我正在尋找一種方法在Linux shell環境中從HTML獲取某些信息。從HTML表格提取數據

這是我感興趣的一點：

<table class="details" border="0" cellpadding="5" cellspacing="2" width="95%"> 
    <tr valign="top"> 
    <th>Tests</th> 
    <th>Failures</th> 
    <th>Success Rate</th> 
    <th>Average Time</th> 
    <th>Min Time</th> 
    <th>Max Time</th> 
    </tr> 
    <tr valign="top" class="Failure"> 
    <td>103</td> 
    <td>24</td> 
    <td>76.70%</td> 
    <td>71 ms</td> 
    <td>0 ms</td> 
    <td>829 ms</td> 
    </tr> 
</table>

而且我想在shell變量存儲或從上面的html中提取鍵值對這些呼應。例如：

Tests   : 103 
Failures  : 24 
Success Rate : 76.70 % 
and so on..

我可以在此刻要做的就是創建使用SAX解析器或HTML解析器如jsoup提取此信息的Java程序。

但是，在這裏使用java似乎是在你要執行的「包裝器」腳本中包含可運行jar的開銷。

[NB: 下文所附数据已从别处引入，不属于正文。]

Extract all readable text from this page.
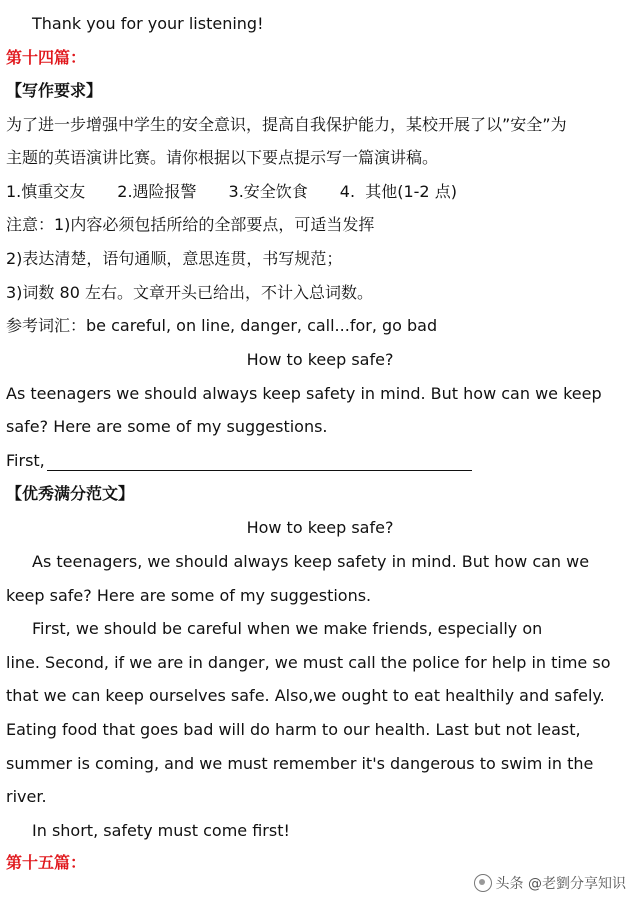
Thank you for your listening!
第十四篇：
【写作要求】
为了进一步增强中学生的安全意识，提高自我保护能力，某校开展了以”安全”为
主题的英语演讲比赛。请你根据以下要点提示写一篇演讲稿。
1.慎重交友　　2.遇险报警　　3.安全饮食　　4.  其他(1-2 点)
注意：1)内容必须包括所给的全部要点，可适当发挥
2)表达清楚，语句通顺，意思连贯，书写规范；
3)词数 80 左右。文章开头已给出，不计入总词数。
参考词汇：be careful, on line, danger, call...for, go bad
How to keep safe?
As teenagers we should always keep safety in mind. But how can we keep
safe? Here are some of my suggestions.
First,
【优秀满分范文】
How to keep safe?
As teenagers, we should always keep safety in mind. But how can we
keep safe? Here are some of my suggestions.
First, we should be careful when we make friends, especially on
line. Second, if we are in danger, we must call the police for help in time so
that we can keep ourselves safe. Also,we ought to eat healthily and safely.
Eating food that goes bad will do harm to our health. Last but not least,
summer is coming, and we must remember it's dangerous to swim in the
river.
In short, safety must come first!
第十五篇：
头条 @老劉分享知识
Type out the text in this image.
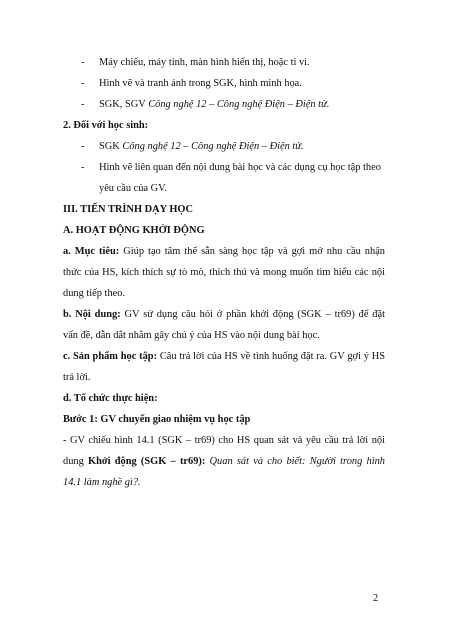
- Máy chiếu, máy tính, màn hình hiển thị, hoặc ti vi.
- Hình vẽ và tranh ảnh trong SGK, hình minh họa.
- SGK, SGV Công nghệ 12 – Công nghệ Điện – Điện tử.
2. Đối với học sinh:
- SGK Công nghệ 12 – Công nghệ Điện – Điện tử.
- Hình vẽ liên quan đến nội dung bài học và các dụng cụ học tập theo
yêu cầu của GV.
III. TIẾN TRÌNH DẠY HỌC
A. HOẠT ĐỘNG KHỞI ĐỘNG
a. Mục tiêu: Giúp tạo tâm thế sẵn sàng học tập và gợi mở nhu cầu nhận
thức của HS, kích thích sự tò mò, thích thú và mong muốn tìm hiểu các nội
dung tiếp theo.
b. Nội dung: GV sử dụng câu hỏi ở phần khởi động (SGK – tr69) để đặt
vấn đề, dẫn dắt nhằm gây chú ý của HS vào nội dung bài học.
c. Sản phẩm học tập: Câu trả lời của HS về tình huống đặt ra. GV gợi ý HS
trả lời.
d. Tổ chức thực hiện:
Bước 1: GV chuyển giao nhiệm vụ học tập
- GV chiếu hình 14.1 (SGK – tr69) cho HS quan sát và yêu cầu trả lời nội
dung Khởi động (SGK – tr69): Quan sát và cho biết: Người trong hình
14.1 làm nghề gì?.
2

我敢肯定，必須有「殼」的語言，有可以做同樣的也就是Perl，Python和慶典等

我的問題是，我有這些零經驗，能夠有人幫助我解決這個「相當簡單」的問題

快速更新：

我忘了提，我的html的文件有關（清晨）對不起在得到了更多的表和更多的行。

更新＃2：

試圖安裝Bsoup這樣的，因爲我沒有root訪問權限：

$ wget http://www.crummy.com/software/BeautifulSoup/bs4/download/4.0/beautifulsoup4-4.1.0.tar.gz 
$ tar -zxvf beautifulsoup4-4.1.0.tar.gz 
$ cp -r beautifulsoup4-4.1.0/bs4 . 
$ vi htmlParse.py # (paste code from) Tichodromas' answer, just in case this (http://pastebin.com/4Je11Y9q) is what I pasted 
$ run file (python htmlParse.py)

錯誤：

$ python htmlParse.py 
Traceback (most recent call last): 
    File "htmlParse.py", line 1, in ? 
    from bs4 import BeautifulSoup 
    File "/home/gdd/setup/py/bs4/__init__.py", line 29 
    from .builder import builder_registry 
     ^
SyntaxError: invalid syntax

更新＃ 3：

運行Tichodromas的回答得到這個錯誤：

Traceback (most recent call last): 
    File "test.py", line 27, in ? 
    headings = [th.get_text() for th in table.find("tr").find_all("th")] 
TypeError: 'NoneType' object is not callable

什麼想法？

來源

2012-08-03 Gandalf StormCrow

有一個不錯的python庫可以幫助：BeautifulSoup - > http://www.crummy.com/software/BeautifulSoup/bs4/doc/。 – 2012-08-03 06:53:05

@Jakob S.謝謝你的評論，因爲我告訴你我是新手，所以我下載了tarbal並試圖安裝它'python setup.py install'得到這個權限錯誤'錯誤：無法創建'/ usr/lib/python2.4/site-packages/bs4'：Permission denied'，如何指定安裝它的目錄。在安裝其他命令時是否有類似於「-prefix」的內容 – 2012-08-03 07:06:28

我不得不承認，如果您沒有root訪問權限，我不知道如何實現這一目標 - 並且此刻我還沒有Linux。原則上，應該可以簡單地將軟件包複製到與源.py文件相關的正確目錄中，以便解釋程序可以找到它。 – 2012-08-03 07:14:36

一個Python溶液。EDIT3：使用class="details"選擇table）：

from bs4 import BeautifulSoup 

html = """ 
    <table class="details" border="0" cellpadding="5" cellspacing="2" width="95%"> 
    <tr valign="top"> 
     <th>Tests</th> 
     <th>Failures</th> 
     <th>Success Rate</th> 
     <th>Average Time</th> 
     <th>Min Time</th> 
     <th>Max Time</th> 
    </tr> 
    <tr valign="top" class="Failure"> 
    <td>103</td> 
    <td>24</td> 
    <td>76.70%</td> 
    <td>71 ms</td> 
    <td>0 ms</td> 
    <td>829 ms</td> 
    </tr> 
</table>""" 

soup = BeautifulSoup(html) 
table = soup.find("table", attrs={"class":"details"}) 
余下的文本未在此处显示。